Today, everyone is an author and a lot of the collaboration that happens within organizations has become ad-hoc. Now, just about everyone has a word processor and email on their desk. This increases the proliferation of documents and the amount of versions floating around. If one forwards a document to 15 colleagues to get feedback, assuming everyone sends back their comments at relatively the same time (and we know how often that happens), you will end up with 16 versions of the document.
While many of us have created methods for managing these various revisions (public_contract.1.2c.9.doc, public_contract.1.2c.9b.doc), keeping track of the right version and the most up-to-date information has become increasingly burdensome. It doesn’t take a big stretch of the imagination to see how this could quickly become complex and difficult to manage.
Adobe Acrobat can help simplify and mitigate many of the issue, but it is not the solution for every document collaboration and revision issue. Here are some suggestions about how you can leverage Adobe Acrobat to help minimize revision management:
- Control the modification of documents. It is simple, reduce the number of people that modify documents and you will reduce the number of revisions introduced into the process. By distributing a digital facsimile, instead of the source document, you have better control over any changes introduced into your document.

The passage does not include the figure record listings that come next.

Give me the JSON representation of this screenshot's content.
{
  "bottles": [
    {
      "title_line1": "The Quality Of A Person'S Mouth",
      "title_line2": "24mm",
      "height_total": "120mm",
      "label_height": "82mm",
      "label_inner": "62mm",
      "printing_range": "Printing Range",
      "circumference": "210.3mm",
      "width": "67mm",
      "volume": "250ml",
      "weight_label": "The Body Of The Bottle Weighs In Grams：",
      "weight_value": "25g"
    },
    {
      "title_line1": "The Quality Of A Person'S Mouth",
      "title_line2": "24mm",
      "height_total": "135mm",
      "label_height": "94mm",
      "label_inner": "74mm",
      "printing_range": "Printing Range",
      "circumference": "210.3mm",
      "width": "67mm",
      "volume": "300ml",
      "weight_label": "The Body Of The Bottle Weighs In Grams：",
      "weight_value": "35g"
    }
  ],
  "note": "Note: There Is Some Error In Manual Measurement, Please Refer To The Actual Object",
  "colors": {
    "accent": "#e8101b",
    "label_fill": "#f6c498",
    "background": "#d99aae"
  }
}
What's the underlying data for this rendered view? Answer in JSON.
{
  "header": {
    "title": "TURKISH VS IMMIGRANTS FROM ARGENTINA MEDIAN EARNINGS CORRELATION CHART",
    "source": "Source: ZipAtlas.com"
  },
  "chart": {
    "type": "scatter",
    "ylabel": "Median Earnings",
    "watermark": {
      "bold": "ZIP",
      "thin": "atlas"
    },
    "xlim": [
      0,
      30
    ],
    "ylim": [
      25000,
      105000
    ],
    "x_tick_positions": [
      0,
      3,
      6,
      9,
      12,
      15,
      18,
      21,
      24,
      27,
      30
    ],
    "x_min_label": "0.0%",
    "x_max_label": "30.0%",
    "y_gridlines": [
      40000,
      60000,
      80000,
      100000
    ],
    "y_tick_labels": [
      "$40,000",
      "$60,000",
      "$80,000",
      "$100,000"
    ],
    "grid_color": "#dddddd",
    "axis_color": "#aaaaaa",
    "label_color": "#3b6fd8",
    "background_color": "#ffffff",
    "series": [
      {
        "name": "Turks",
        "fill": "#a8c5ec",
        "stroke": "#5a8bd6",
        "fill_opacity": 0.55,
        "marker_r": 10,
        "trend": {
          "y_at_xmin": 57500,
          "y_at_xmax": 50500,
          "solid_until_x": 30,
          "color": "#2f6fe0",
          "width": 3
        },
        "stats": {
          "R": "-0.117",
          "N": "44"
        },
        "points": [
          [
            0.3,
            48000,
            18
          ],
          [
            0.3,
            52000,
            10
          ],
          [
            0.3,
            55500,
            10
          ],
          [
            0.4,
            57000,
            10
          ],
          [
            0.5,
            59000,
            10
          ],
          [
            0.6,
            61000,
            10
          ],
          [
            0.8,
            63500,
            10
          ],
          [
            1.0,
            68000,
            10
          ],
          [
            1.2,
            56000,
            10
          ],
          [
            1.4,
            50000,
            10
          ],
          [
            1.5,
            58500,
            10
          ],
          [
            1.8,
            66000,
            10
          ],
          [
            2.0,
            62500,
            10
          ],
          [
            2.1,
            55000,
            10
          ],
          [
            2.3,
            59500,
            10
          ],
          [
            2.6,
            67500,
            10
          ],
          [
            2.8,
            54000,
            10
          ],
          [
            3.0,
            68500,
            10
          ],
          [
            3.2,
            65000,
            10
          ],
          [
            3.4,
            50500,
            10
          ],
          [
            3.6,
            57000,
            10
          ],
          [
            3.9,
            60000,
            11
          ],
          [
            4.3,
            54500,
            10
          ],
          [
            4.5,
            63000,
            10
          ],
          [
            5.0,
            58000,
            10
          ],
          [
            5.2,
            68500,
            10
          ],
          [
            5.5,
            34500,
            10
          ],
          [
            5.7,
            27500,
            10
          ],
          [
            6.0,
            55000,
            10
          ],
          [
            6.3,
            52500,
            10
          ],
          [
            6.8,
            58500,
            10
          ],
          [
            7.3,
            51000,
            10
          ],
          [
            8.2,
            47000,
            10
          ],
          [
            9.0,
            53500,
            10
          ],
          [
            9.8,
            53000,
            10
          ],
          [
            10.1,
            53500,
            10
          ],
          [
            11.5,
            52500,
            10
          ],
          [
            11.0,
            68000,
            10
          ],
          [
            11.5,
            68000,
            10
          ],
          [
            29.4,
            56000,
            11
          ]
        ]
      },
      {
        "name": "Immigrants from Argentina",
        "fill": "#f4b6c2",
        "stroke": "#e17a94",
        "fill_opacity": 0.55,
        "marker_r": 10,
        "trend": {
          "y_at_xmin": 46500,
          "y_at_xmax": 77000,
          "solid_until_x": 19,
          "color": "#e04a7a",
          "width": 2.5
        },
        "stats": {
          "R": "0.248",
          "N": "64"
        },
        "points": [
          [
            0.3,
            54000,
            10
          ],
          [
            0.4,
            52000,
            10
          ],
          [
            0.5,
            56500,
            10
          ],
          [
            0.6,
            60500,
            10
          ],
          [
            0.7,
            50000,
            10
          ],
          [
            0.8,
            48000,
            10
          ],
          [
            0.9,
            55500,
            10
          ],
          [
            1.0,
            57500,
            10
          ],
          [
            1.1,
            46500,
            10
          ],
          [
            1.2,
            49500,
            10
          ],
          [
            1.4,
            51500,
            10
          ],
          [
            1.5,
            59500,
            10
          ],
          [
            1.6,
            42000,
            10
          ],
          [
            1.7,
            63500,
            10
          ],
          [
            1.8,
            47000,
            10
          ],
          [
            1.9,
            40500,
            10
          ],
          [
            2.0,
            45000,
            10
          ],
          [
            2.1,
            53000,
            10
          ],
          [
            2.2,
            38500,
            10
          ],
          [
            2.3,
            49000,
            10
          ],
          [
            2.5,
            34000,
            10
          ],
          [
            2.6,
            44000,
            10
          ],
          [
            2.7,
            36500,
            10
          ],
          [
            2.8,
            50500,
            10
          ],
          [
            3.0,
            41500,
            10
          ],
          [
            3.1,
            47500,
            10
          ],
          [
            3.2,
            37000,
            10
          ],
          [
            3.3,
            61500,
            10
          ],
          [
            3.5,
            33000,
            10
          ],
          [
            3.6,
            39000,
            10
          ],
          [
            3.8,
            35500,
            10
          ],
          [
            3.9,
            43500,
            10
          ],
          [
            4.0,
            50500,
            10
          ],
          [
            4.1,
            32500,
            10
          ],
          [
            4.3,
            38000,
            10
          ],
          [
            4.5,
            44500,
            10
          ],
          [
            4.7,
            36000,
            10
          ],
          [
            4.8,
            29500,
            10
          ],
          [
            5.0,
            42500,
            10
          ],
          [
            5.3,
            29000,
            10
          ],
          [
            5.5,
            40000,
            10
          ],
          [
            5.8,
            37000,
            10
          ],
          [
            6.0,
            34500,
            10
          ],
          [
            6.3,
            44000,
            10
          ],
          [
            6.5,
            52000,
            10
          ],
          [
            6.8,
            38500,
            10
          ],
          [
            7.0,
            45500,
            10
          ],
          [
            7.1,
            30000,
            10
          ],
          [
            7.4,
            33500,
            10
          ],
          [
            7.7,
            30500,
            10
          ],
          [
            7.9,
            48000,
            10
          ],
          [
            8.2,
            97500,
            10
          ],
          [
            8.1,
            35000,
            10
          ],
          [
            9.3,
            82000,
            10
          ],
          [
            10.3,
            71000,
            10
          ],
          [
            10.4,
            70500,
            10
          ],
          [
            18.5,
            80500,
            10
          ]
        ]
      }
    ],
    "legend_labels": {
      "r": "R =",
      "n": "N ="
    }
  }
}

- Restrict changes to your documents. Adobe Acrobat supports security setting allowing a user to comment on documents without having the ability to modify it. This can be useful for documents such as legal agreements where it is important to prevent unwarranted modifications.
Here are some helpful tips that will help you determine if Acrobat is a good fit for your collaborative review process:
- Does the collaboration process require documents from different applications?
- Determine what constitutes a new version of a document.
- Do the individuals involved in the review process co-author, approver or provide feedback?
- Who owns the process of updating the information?
- Between revisions, do users need to see each other’s feedback?
- Do you need to collaborate with users from other departments or outside of your organizations?